Italians In China Caught Between Two Epidemics
Sara Platto's mother in Italy called her "crazy" for staying in Wuhan even as the virus-hit city was quarantined in January. Now she's offering advice to people back home on how to cope.
Platto, who lives with her 12-year-old son at the epicentre of the coronavirus pandemic, rejected four offers of evacuation from the Italian government after refusing to abandon her two cats and deciding it was safe enough to stay in China.
"It's not Ebola," Platto, who works at Jiangnan University, told AFP.
She has spent more than 50 days cooped up at home, taking turns with her son to use one computer for online classes and work.
Italians enduring China's health crisis and draconian measures that have left them effectively housebound for weeks now find themselves watching similar scenes unfold at home.

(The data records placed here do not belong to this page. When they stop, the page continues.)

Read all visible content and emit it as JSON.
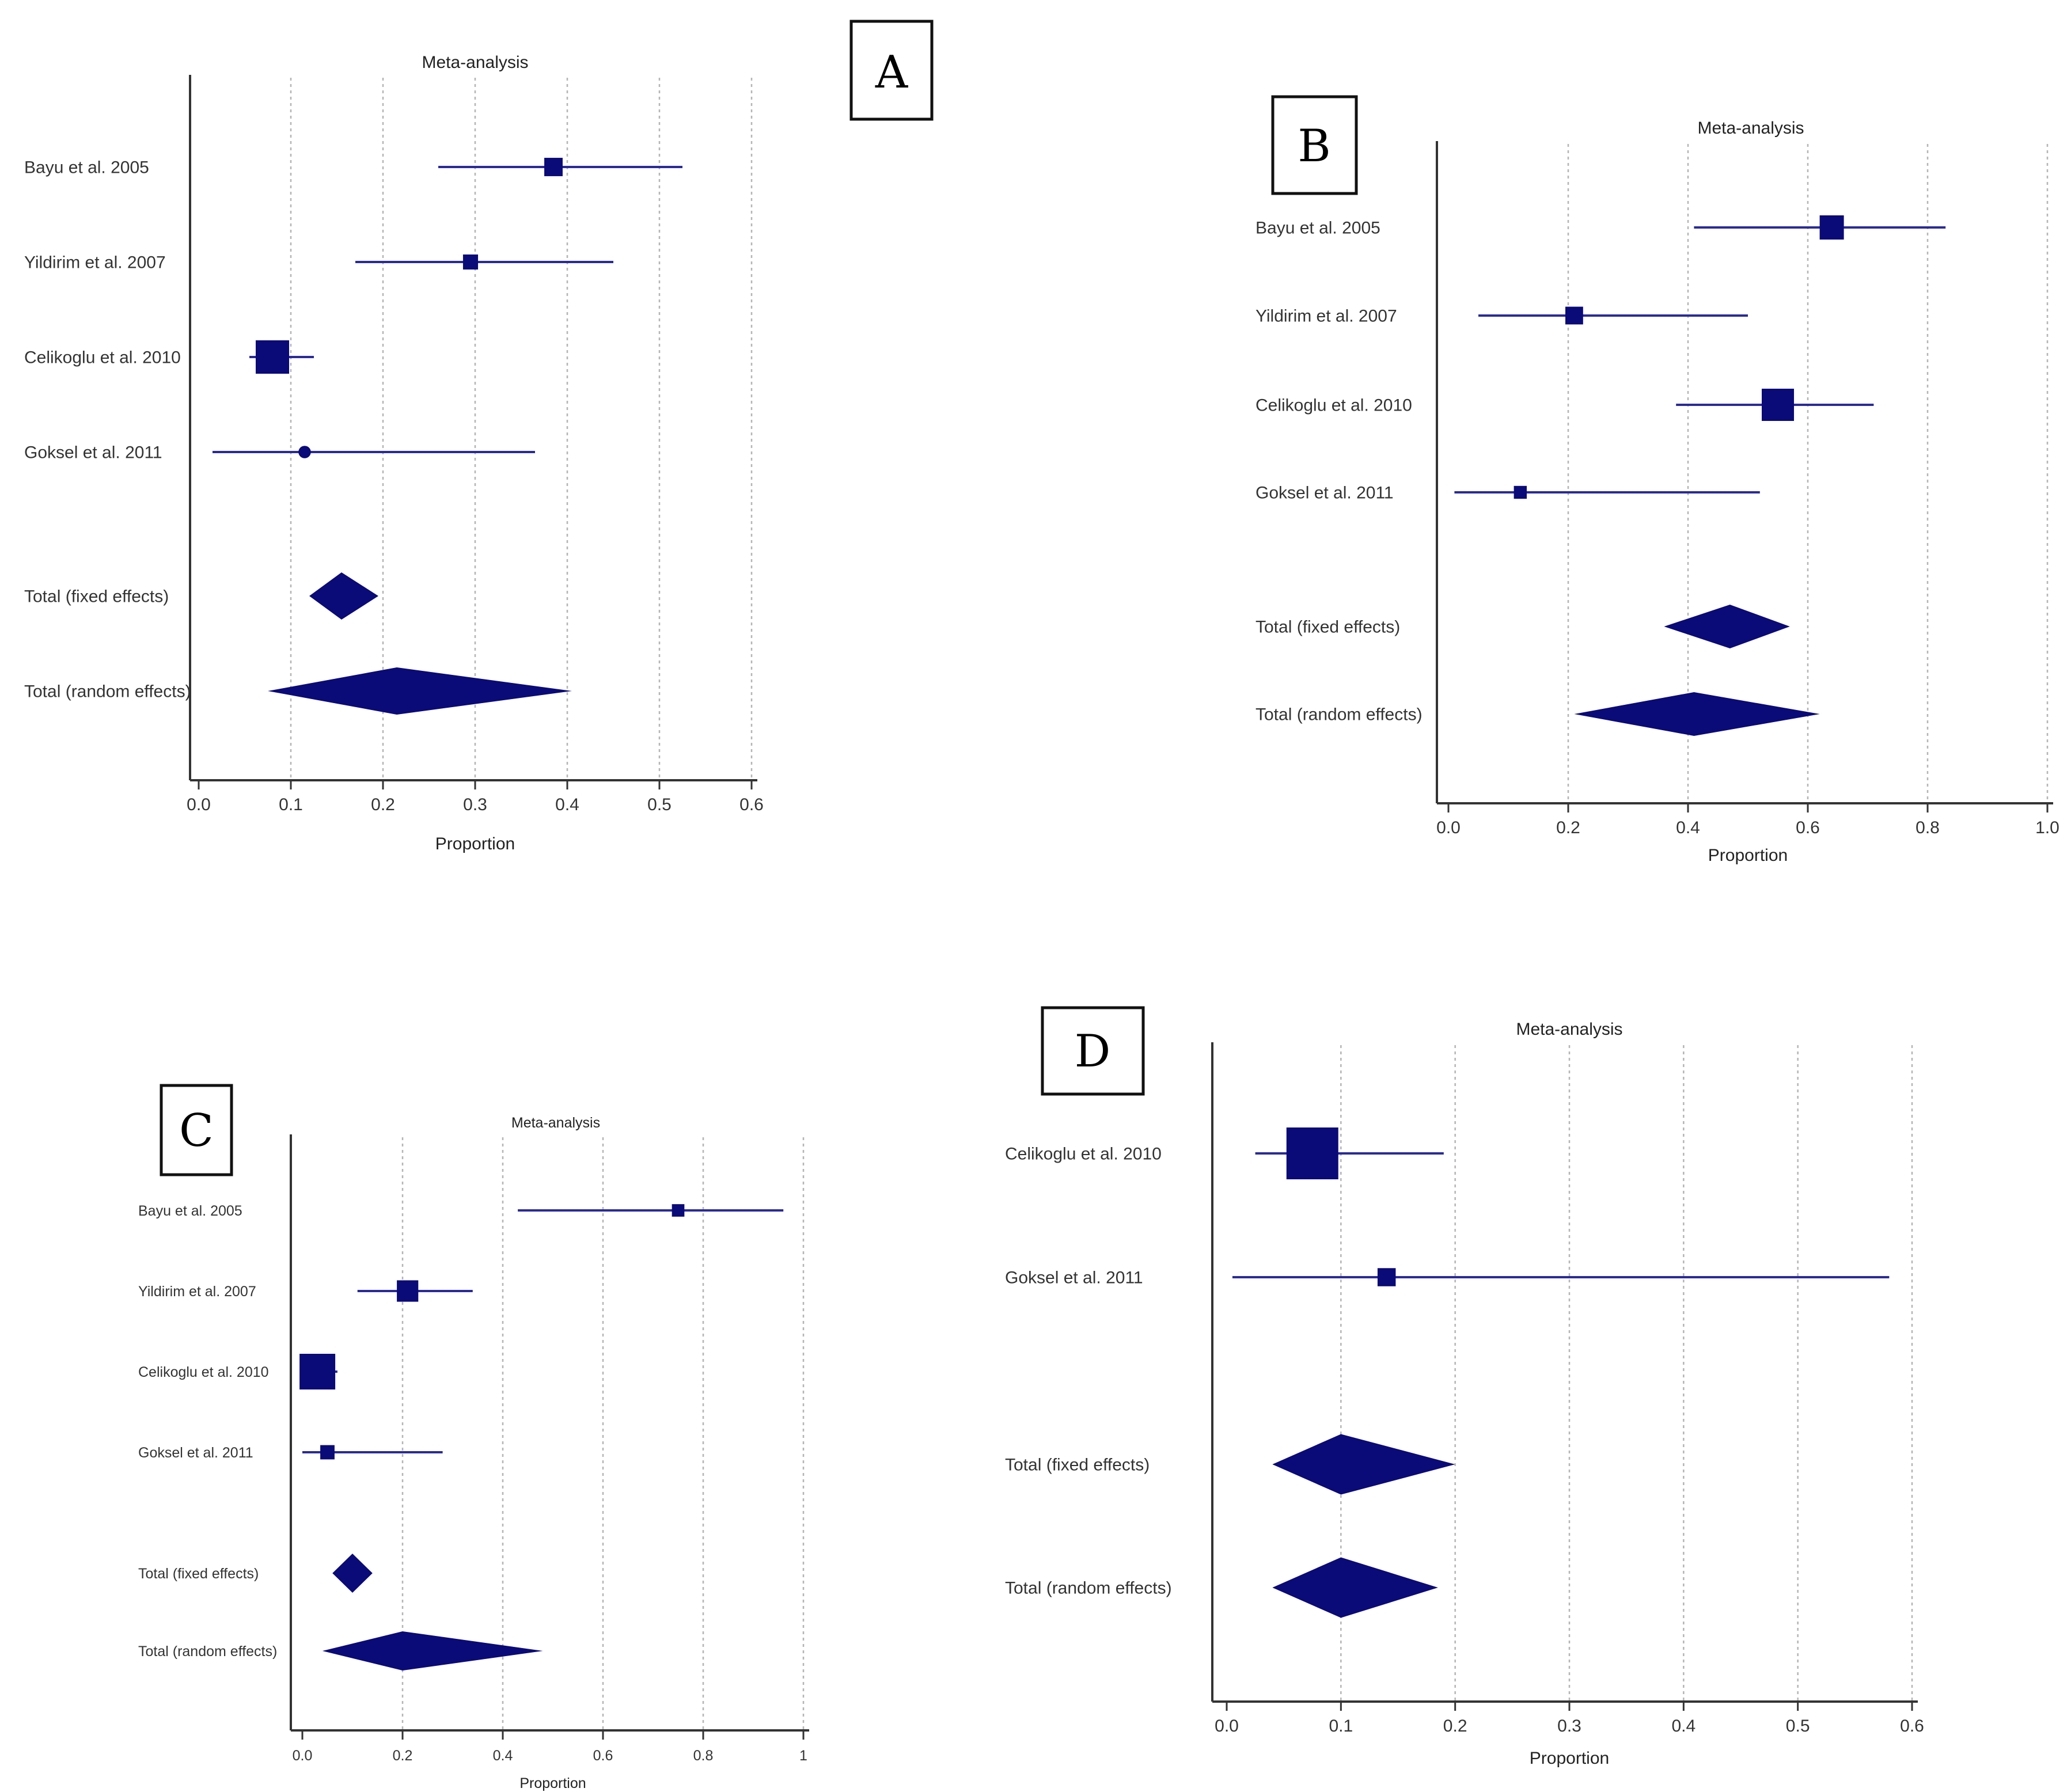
{
  "colors": {
    "mark": "#0a0a78",
    "line": "#2a2a9a",
    "axis": "#333333",
    "grid": "#b5b5b5"
  },
  "chart_data": [
    {
      "panel": "A",
      "type": "forest",
      "title": "Meta-analysis",
      "xlabel": "Proportion",
      "xlim": [
        0,
        0.6
      ],
      "ticks": [
        0,
        0.1,
        0.2,
        0.3,
        0.4,
        0.5,
        0.6
      ],
      "tick_labels": [
        "0.0",
        "0.1",
        "0.2",
        "0.3",
        "0.4",
        "0.5",
        "0.6"
      ],
      "studies": [
        {
          "label": "Bayu et al. 2005",
          "estimate": 0.385,
          "ci": [
            0.26,
            0.525
          ],
          "weight": 0.55
        },
        {
          "label": "Yildirim et al. 2007",
          "estimate": 0.295,
          "ci": [
            0.17,
            0.45
          ],
          "weight": 0.45
        },
        {
          "label": "Celikoglu et al. 2010",
          "estimate": 0.08,
          "ci": [
            0.055,
            0.125
          ],
          "weight": 1.0
        },
        {
          "label": "Goksel et al. 2011",
          "estimate": 0.115,
          "ci": [
            0.015,
            0.365
          ],
          "weight": 0.28
        }
      ],
      "totals": [
        {
          "label": "Total (fixed effects)",
          "estimate": 0.155,
          "ci": [
            0.12,
            0.195
          ]
        },
        {
          "label": "Total (random effects)",
          "estimate": 0.215,
          "ci": [
            0.075,
            0.405
          ]
        }
      ]
    },
    {
      "panel": "B",
      "type": "forest",
      "title": "Meta-analysis",
      "xlabel": "Proportion",
      "xlim": [
        0,
        1.0
      ],
      "ticks": [
        0,
        0.2,
        0.4,
        0.6,
        0.8,
        1.0
      ],
      "tick_labels": [
        "0.0",
        "0.2",
        "0.4",
        "0.6",
        "0.8",
        "1.0"
      ],
      "studies": [
        {
          "label": "Bayu et al. 2005",
          "estimate": 0.64,
          "ci": [
            0.41,
            0.83
          ],
          "weight": 0.75
        },
        {
          "label": "Yildirim et al. 2007",
          "estimate": 0.21,
          "ci": [
            0.05,
            0.5
          ],
          "weight": 0.55
        },
        {
          "label": "Celikoglu et al. 2010",
          "estimate": 0.55,
          "ci": [
            0.38,
            0.71
          ],
          "weight": 1.0
        },
        {
          "label": "Goksel et al. 2011",
          "estimate": 0.12,
          "ci": [
            0.01,
            0.52
          ],
          "weight": 0.4
        }
      ],
      "totals": [
        {
          "label": "Total (fixed effects)",
          "estimate": 0.47,
          "ci": [
            0.36,
            0.57
          ]
        },
        {
          "label": "Total (random effects)",
          "estimate": 0.41,
          "ci": [
            0.21,
            0.62
          ]
        }
      ]
    },
    {
      "panel": "C",
      "type": "forest",
      "title": "Meta-analysis",
      "xlabel": "Proportion",
      "xlim": [
        0,
        1
      ],
      "ticks": [
        0,
        0.2,
        0.4,
        0.6,
        0.8,
        1
      ],
      "tick_labels": [
        "0.0",
        "0.2",
        "0.4",
        "0.6",
        "0.8",
        "1"
      ],
      "studies": [
        {
          "label": "Bayu et al. 2005",
          "estimate": 0.75,
          "ci": [
            0.43,
            0.96
          ],
          "weight": 0.35
        },
        {
          "label": "Yildirim et al. 2007",
          "estimate": 0.21,
          "ci": [
            0.11,
            0.34
          ],
          "weight": 0.6
        },
        {
          "label": "Celikoglu et al. 2010",
          "estimate": 0.03,
          "ci": [
            0.0,
            0.07
          ],
          "weight": 1.0
        },
        {
          "label": "Goksel et al. 2011",
          "estimate": 0.05,
          "ci": [
            0.0,
            0.28
          ],
          "weight": 0.4
        }
      ],
      "totals": [
        {
          "label": "Total (fixed effects)",
          "estimate": 0.1,
          "ci": [
            0.06,
            0.14
          ]
        },
        {
          "label": "Total (random effects)",
          "estimate": 0.2,
          "ci": [
            0.04,
            0.48
          ]
        }
      ]
    },
    {
      "panel": "D",
      "type": "forest",
      "title": "Meta-analysis",
      "xlabel": "Proportion",
      "xlim": [
        0,
        0.6
      ],
      "ticks": [
        0,
        0.1,
        0.2,
        0.3,
        0.4,
        0.5,
        0.6
      ],
      "tick_labels": [
        "0.0",
        "0.1",
        "0.2",
        "0.3",
        "0.4",
        "0.5",
        "0.6"
      ],
      "studies": [
        {
          "label": "Celikoglu et al. 2010",
          "estimate": 0.075,
          "ci": [
            0.025,
            0.19
          ],
          "weight": 1.0
        },
        {
          "label": "Goksel et al. 2011",
          "estimate": 0.14,
          "ci": [
            0.005,
            0.58
          ],
          "weight": 0.35
        }
      ],
      "totals": [
        {
          "label": "Total (fixed effects)",
          "estimate": 0.1,
          "ci": [
            0.04,
            0.2
          ]
        },
        {
          "label": "Total (random effects)",
          "estimate": 0.1,
          "ci": [
            0.04,
            0.185
          ]
        }
      ]
    }
  ]
}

Italy -- where the virus has killed more than 1,000 people in just over two weeks, making it the hardest-hit country outside China where over 3,100 have died -- has imposed a lockdown unprecedented in Western Europe.
All stores except for pharmacies and food shops have been closed and residents are to stay at home except to travel to work, shop for provisions, or seek medical help.
"They are freaking out, because it's something they're not used to," Platto said of people in her home city of Brescia in the northern region of Lombardy, where most of Italy's infections have been detected.
"What I'm saying to everybody is don't panic, because panic is worse than a virus."
Platto's Chinese neighbours in Wuhan were touched by her decision to stay in the city, where the virus was first detected in December and has been cut off from the world with no air transport since January 23.
They brought her a "big bag of spaghetti" and a note that said "Sara, be strong" after learning that she was from Italy.
But as the number of infections in China falls while overseas outbreaks continue to grow, Chinese authorities have stepped up surveillance of foreigners for fear of imported cases.
Beijing on Wednesday ordered all international arrivals to the city to go into 14-day quarantine, while airline passengers from Italy, Iran, South Korea and Japan are being handled separately from other travellers.
In one central Beijing district, neighbourhood volunteers and police repeatedly demanded information from Italians specifically, including making unannounced house calls, even for people who had not left China recently.
Francesco Abbonizio, a youth football coach in the capital, spent the first two weeks of his time on a recent trip to Italy avoiding social contact -- and now has to quarantine himself again after returning to China on Wednesday.
"Someone in my family was very scared of the virus and refused to meet me even after the two weeks," he said.
"Right now all of them are locked down in their house."
Marco, a Beijing resident working in the theatre industry, has not left China since the start of the outbreak and cancelled a planned trip home to Italy in March, his first in over two years.
He said he did not want to "create panic" arriving from China in his Tuscan hometown of only 16,000 people with his wife, who is Chinese.
"People are not always so good at rationalising things," he told AFP, adding that he did not want his family to endure any negative reaction from other residents of his hometown.
Before Italy confirmed its first cases of the virus, Chinese communities in the country said they faced racist behaviour.
Chinese tourists were spat at in Venice, a family in Turin was accused of carrying the disease, and mothers in Milan used social media to call for Italian children to be kept away from Chinese classmates.
"I am worried more for my family actually," Marco said, "and about the poor sense of community that my country is having lately."